Aber auch in diesem Buch gibt es Szenen, die mir im Kopf bleiben werden. Wie Laura sich übermütig einen Hügel runterkullern lässt, wie sie bei Enzo auf dem Gepäckträger mitfährt. Was jetzt, so aus dem Zusammenhang gerissen, vielleicht banal klingt, hat mir während des Lesens ein breites Grinsen ins Gesicht gezaubert und für mich das dargestellt, was Patrycja Spychalskis Bücher für mich so besonders macht. Sie sind einfach Wohlfühl-Bücher, die mich jünger werden lassen und mich zurück in meine Jugend versetzen.

Richtig gut gefallen hat mir, dass nicht nur die Probleme der jugendlichen Charaktere thematisiert werden, sondern auch die der Erwachsenen. Das war für mich recht neu. Ich habe das Gefühl, dass die Erwachsenen eine so große Rolle noch nie in den Büchern von Patrycja Spychalski gespielt haben. Aber hier wird auch angesprochen, wie es den Eltern von Laura geht, besonders ihrer Mutter, die noch so viel vorhat im Leben, aber immer wieder alles aufschiebt. Dieser Bereich spielt zwar eine verschwindend geringe Rolle in dem Buch, aber ich finde es trotzdem schön, dass der Blick der Autorin nicht auf die jugendlichen Charaktere beschränkt bleibt.

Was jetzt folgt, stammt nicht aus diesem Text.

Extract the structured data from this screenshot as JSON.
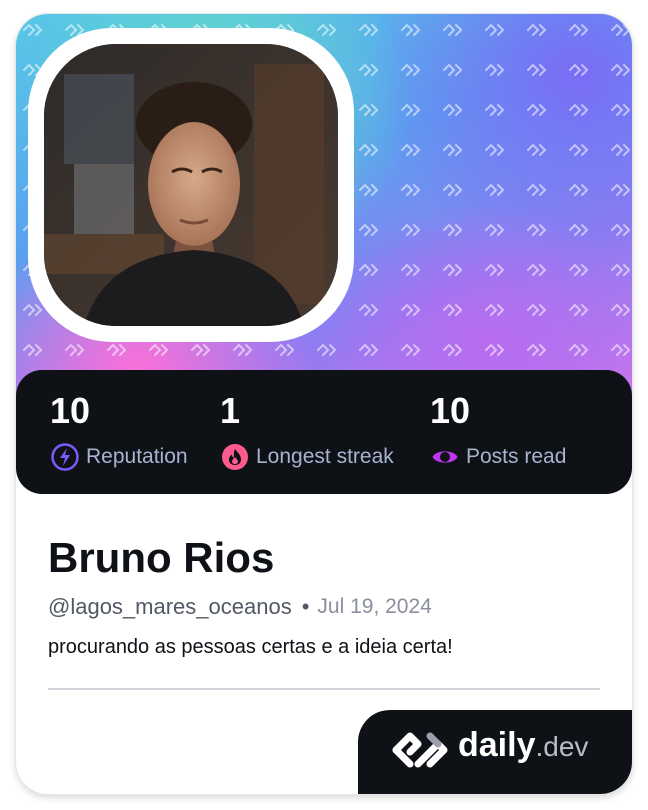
{
  "profile": {
    "name": "Bruno Rios",
    "username": "@lagos_mares_oceanos",
    "separator": "•",
    "joined": "Jul 19, 2024",
    "bio": "procurando as pessoas certas e a ideia certa!"
  },
  "stats": [
    {
      "value": "10",
      "label": "Reputation",
      "icon": "lightning-icon",
      "color": "#7a5af8"
    },
    {
      "value": "1",
      "label": "Longest streak",
      "icon": "flame-icon",
      "color": "#ff5a8e"
    },
    {
      "value": "10",
      "label": "Posts read",
      "icon": "eye-ring-icon",
      "color": "#c036f0"
    }
  ],
  "brand": {
    "name": "daily",
    "suffix": ".dev",
    "icon": "daily-dev-logo-icon"
  },
  "colors": {
    "dark_panel": "#0e1217",
    "label_gray": "#a8b3cf"
  }
}
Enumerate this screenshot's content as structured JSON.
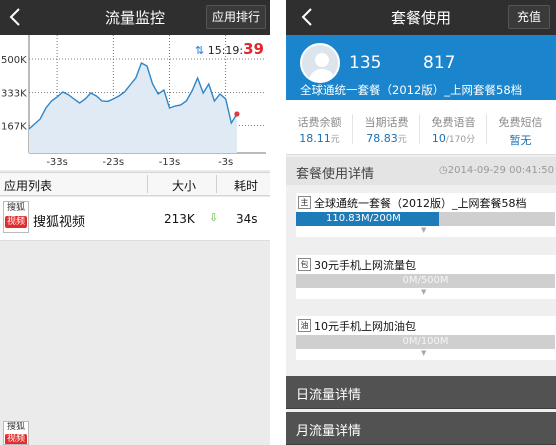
{
  "left": {
    "header": {
      "title": "流量监控",
      "right_button": "应用排行"
    },
    "status": {
      "arrows": "⇅",
      "time": "15:19:",
      "seconds": "39"
    },
    "chart_data": {
      "type": "line",
      "title": "",
      "y_ticks": [
        "500K",
        "333K",
        "167K"
      ],
      "y_tick_values": [
        500,
        333,
        167
      ],
      "x_ticks": [
        "-33s",
        "-23s",
        "-13s",
        "-3s"
      ],
      "x_tick_values": [
        -33,
        -23,
        -13,
        -3
      ],
      "xlim": [
        -38,
        4
      ],
      "ylim": [
        30,
        560
      ],
      "grid": true,
      "series": [
        {
          "x": [
            -38,
            -37,
            -36,
            -35,
            -34,
            -33,
            -32,
            -31,
            -30,
            -29,
            -28,
            -27,
            -26,
            -25,
            -24,
            -23,
            -22,
            -21,
            -20,
            -19,
            -18,
            -17,
            -16,
            -15,
            -14,
            -13,
            -12,
            -11,
            -10,
            -9,
            -8,
            -7,
            -6,
            -5,
            -4,
            -3,
            -2,
            -1
          ],
          "values": [
            150,
            175,
            200,
            255,
            290,
            310,
            335,
            322,
            300,
            280,
            300,
            330,
            315,
            290,
            288,
            300,
            315,
            335,
            370,
            405,
            480,
            465,
            375,
            325,
            345,
            255,
            265,
            270,
            290,
            340,
            405,
            330,
            375,
            290,
            325,
            300,
            180,
            225
          ]
        }
      ],
      "line_color": "#2e86c9",
      "fill_color": "#dfeaf4",
      "end_marker_color": "#e23a3a"
    },
    "list": {
      "col_app": "应用列表",
      "col_size": "大小",
      "col_time": "耗时",
      "rows": [
        {
          "icon_top": "搜狐",
          "icon_bottom": "视频",
          "name": "搜狐视频",
          "size": "213K",
          "arrow": "⇩",
          "time": "34s"
        }
      ]
    },
    "corner_icon": {
      "top": "搜狐",
      "bottom": "视频"
    }
  },
  "right": {
    "header": {
      "title": "套餐使用",
      "right_button": "充值"
    },
    "profile": {
      "phone_prefix": "135",
      "phone_suffix": "817",
      "plan": "全球通统一套餐（2012版）_上网套餐58档"
    },
    "stats": [
      {
        "label": "话费余额",
        "value": "18.11",
        "unit": "元"
      },
      {
        "label": "当期话费",
        "value": "78.83",
        "unit": "元"
      },
      {
        "label": "免费语音",
        "value": "10",
        "unit": "/170分"
      },
      {
        "label": "免费短信",
        "value": "暂无",
        "unit": ""
      }
    ],
    "detail": {
      "title": "套餐使用详情",
      "date": "2014-09-29 00:41:50",
      "clock_icon": "◷"
    },
    "packages": [
      {
        "badge": "主",
        "name": "全球通统一套餐（2012版）_上网套餐58档",
        "usage": "110.83M/200M",
        "used_fraction": 0.554
      },
      {
        "badge": "包",
        "name": "30元手机上网流量包",
        "usage": "0M/500M",
        "used_fraction": 0
      },
      {
        "badge": "油",
        "name": "10元手机上网加油包",
        "usage": "0M/100M",
        "used_fraction": 0
      }
    ],
    "nav": {
      "daily": "日流量详情",
      "monthly": "月流量详情"
    }
  }
}
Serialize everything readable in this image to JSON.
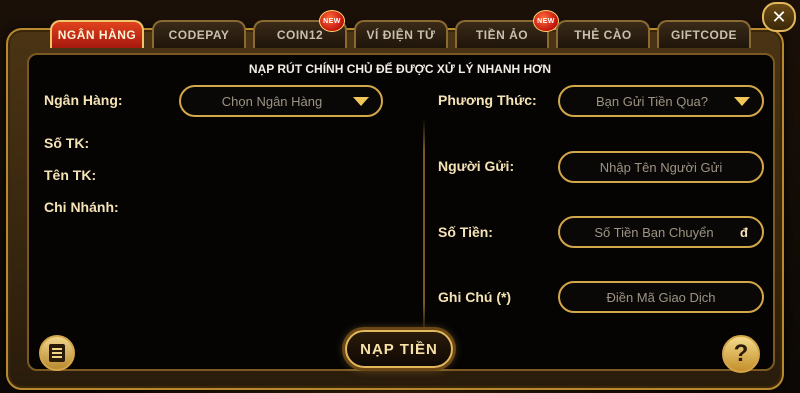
{
  "tabs": [
    {
      "label": "NGÂN HÀNG",
      "active": true,
      "new": false
    },
    {
      "label": "CODEPAY",
      "active": false,
      "new": false
    },
    {
      "label": "COIN12",
      "active": false,
      "new": true
    },
    {
      "label": "VÍ ĐIỆN TỬ",
      "active": false,
      "new": false
    },
    {
      "label": "TIỀN ẢO",
      "active": false,
      "new": true
    },
    {
      "label": "THẺ CÀO",
      "active": false,
      "new": false
    },
    {
      "label": "GIFTCODE",
      "active": false,
      "new": false
    }
  ],
  "badge_text": "NEW",
  "notice": "NẠP RÚT CHÍNH CHỦ ĐỂ ĐƯỢC XỬ LÝ NHANH HƠN",
  "left": {
    "bank_label": "Ngân Hàng:",
    "bank_select": "Chọn Ngân Hàng",
    "account_no_label": "Số TK:",
    "account_name_label": "Tên TK:",
    "branch_label": "Chi Nhánh:"
  },
  "right": {
    "method_label": "Phương Thức:",
    "method_select": "Bạn Gửi Tiền Qua?",
    "sender_label": "Người Gửi:",
    "sender_placeholder": "Nhập Tên Người Gửi",
    "amount_label": "Số Tiền:",
    "amount_placeholder": "Số Tiền Bạn Chuyển",
    "currency_symbol": "đ",
    "note_label": "Ghi Chú (*)",
    "note_placeholder": "Điền Mã Giao Dịch"
  },
  "deposit_button": "NẠP TIỀN",
  "help_symbol": "?",
  "close_symbol": "✕",
  "icons": {
    "history": "list-icon",
    "help": "question-icon",
    "close": "close-icon",
    "dropdown": "caret-down-icon"
  },
  "colors": {
    "accent_gold": "#e3b85c",
    "active_tab": "#d2321a",
    "label_text": "#f5e2b5"
  }
}
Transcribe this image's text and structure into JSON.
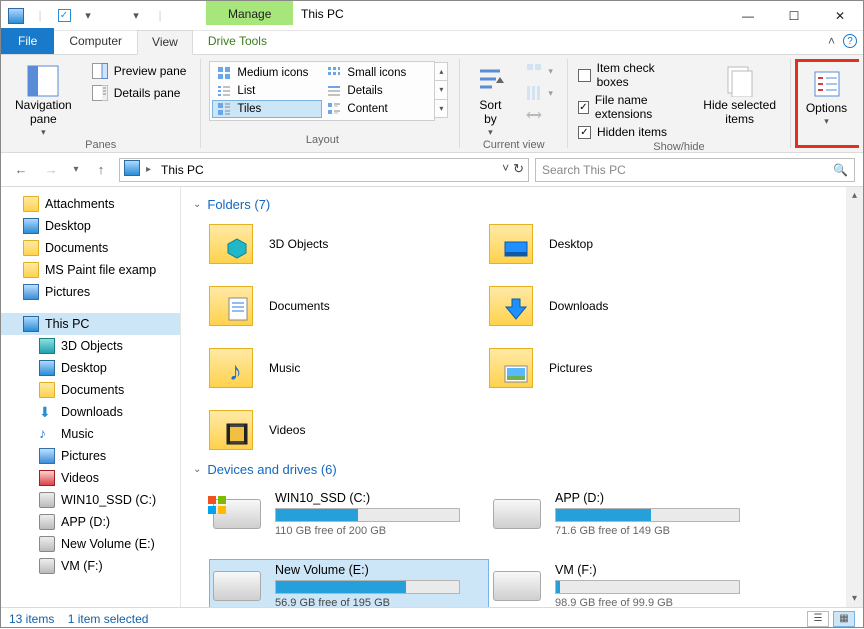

Besonders toll finde ich, dass das Ende des Buches und vor allem der letzte Satz völlig wertungsfrei ist. Es gibt eben kein "besser" oder "schlechter", kein "richtig" oder "falsch". Und ich finde es großartig, wie Patrycja Spychalski es schafft, dies mit einem einzigen - dem letzten - Satz des Buches deutlich zu machen. Denn "letztendlich ist es ein Mensch, in die man sich verliebt" (S. 311).

Mein Fazit

"Auf eine wie dich habe ich lange gewartet" ist ein tolles (Sommer-)Wohlfühl-Buch, dessen Lektüre ich sehr genossen habe, auch wenn es aufgrund Irinas schwierigen Charakters nicht mein Lieblingsbuch von Patrycja Spychalski ist.